If Pixies were fearsome but fraught, the 2013-edition Breeders have a different byword: fun. At one point during this boisterous gig, Kim's twin sister, Kelley, puts gaffer tape over her mouth for no reason other than it seems to amuse her. The belated return of the personnel who recorded Last Splash – including bassist Josephine Wiggs and drummer Jim Macpherson – appears to have been genuinely rejuvenating rather than merely contractual.
Wiggs's big moment comes just three minutes in, when, after the distorted "awooga" soundcheck intro to Cannonball, she fluidly restates one of the most iconic and exposed basslines of the 90s. It sets a toweringly high bar for the rest of the gig, but the remaining half an hour or so of Last Splash sounds terrific, a gonzo admixture of breathy vocals (mostly Kim) and irregular bombardments of bracing guitar scree (mostly Kelley). There are also memorable instances of Waikiki sway, courteous country and, on the keening Divine Hammer, moshable melody.

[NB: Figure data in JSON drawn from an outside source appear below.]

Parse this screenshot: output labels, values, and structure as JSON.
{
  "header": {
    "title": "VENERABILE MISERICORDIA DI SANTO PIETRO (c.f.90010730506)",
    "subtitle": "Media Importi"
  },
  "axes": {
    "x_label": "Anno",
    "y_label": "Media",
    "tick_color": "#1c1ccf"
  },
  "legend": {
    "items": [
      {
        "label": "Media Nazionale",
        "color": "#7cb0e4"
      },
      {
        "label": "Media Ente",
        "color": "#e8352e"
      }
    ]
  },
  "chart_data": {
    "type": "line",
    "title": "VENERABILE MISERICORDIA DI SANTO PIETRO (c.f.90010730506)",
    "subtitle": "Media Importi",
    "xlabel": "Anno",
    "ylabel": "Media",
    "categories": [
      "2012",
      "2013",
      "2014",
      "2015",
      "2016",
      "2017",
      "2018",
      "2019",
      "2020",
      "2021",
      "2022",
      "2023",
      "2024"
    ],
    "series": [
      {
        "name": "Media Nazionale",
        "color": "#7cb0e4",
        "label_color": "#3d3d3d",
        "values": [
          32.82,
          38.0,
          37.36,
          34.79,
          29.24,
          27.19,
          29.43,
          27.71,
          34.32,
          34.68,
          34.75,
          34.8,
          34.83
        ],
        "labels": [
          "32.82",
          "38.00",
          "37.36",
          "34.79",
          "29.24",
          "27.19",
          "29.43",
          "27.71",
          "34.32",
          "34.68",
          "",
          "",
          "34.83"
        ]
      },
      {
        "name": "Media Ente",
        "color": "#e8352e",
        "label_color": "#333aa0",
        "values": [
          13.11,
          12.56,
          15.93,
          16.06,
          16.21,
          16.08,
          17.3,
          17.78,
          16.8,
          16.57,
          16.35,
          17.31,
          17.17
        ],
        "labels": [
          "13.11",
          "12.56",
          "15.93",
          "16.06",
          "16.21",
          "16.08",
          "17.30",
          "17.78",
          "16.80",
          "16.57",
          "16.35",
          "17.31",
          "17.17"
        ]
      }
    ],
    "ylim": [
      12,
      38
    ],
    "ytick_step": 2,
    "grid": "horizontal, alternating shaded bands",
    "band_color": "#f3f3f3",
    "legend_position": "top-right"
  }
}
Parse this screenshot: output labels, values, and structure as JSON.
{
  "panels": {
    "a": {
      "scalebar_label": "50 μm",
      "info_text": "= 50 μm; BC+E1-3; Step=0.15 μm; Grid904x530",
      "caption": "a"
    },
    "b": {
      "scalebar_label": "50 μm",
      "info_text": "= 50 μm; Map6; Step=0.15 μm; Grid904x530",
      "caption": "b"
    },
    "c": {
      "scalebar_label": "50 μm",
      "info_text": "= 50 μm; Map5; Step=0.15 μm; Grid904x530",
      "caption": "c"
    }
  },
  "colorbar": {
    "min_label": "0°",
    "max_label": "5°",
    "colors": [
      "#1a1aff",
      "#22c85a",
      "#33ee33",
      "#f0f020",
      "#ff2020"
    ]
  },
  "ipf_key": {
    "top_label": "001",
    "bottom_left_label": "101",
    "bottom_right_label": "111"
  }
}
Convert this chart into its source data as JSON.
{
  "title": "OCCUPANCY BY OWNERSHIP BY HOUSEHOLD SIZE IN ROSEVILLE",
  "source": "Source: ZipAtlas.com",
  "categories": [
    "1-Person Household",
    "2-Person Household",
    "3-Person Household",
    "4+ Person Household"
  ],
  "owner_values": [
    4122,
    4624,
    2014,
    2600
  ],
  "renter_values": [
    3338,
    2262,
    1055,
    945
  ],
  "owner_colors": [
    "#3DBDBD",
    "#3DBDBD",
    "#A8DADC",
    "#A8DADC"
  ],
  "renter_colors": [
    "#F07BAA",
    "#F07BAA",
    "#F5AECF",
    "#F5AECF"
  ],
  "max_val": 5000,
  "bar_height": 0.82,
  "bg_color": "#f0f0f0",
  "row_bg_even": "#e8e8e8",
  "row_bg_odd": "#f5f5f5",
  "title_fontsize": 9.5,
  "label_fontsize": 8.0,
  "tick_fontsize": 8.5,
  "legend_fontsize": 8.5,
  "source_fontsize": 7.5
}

The extended encore is a chance for fans to kneel before Pod, the Breeders' debut album and a record that Kurt Cobain adored. After the pummelling hard rock of Hellbound, Wiggs is cajoled by the Deal sisters into providing the uninflected first-person narration for Metal Man, which sounds bigger and more brutal than it does on record. "I think it's going really great, right?" says Kim before a second encore. On this form, it's impossible to disagree.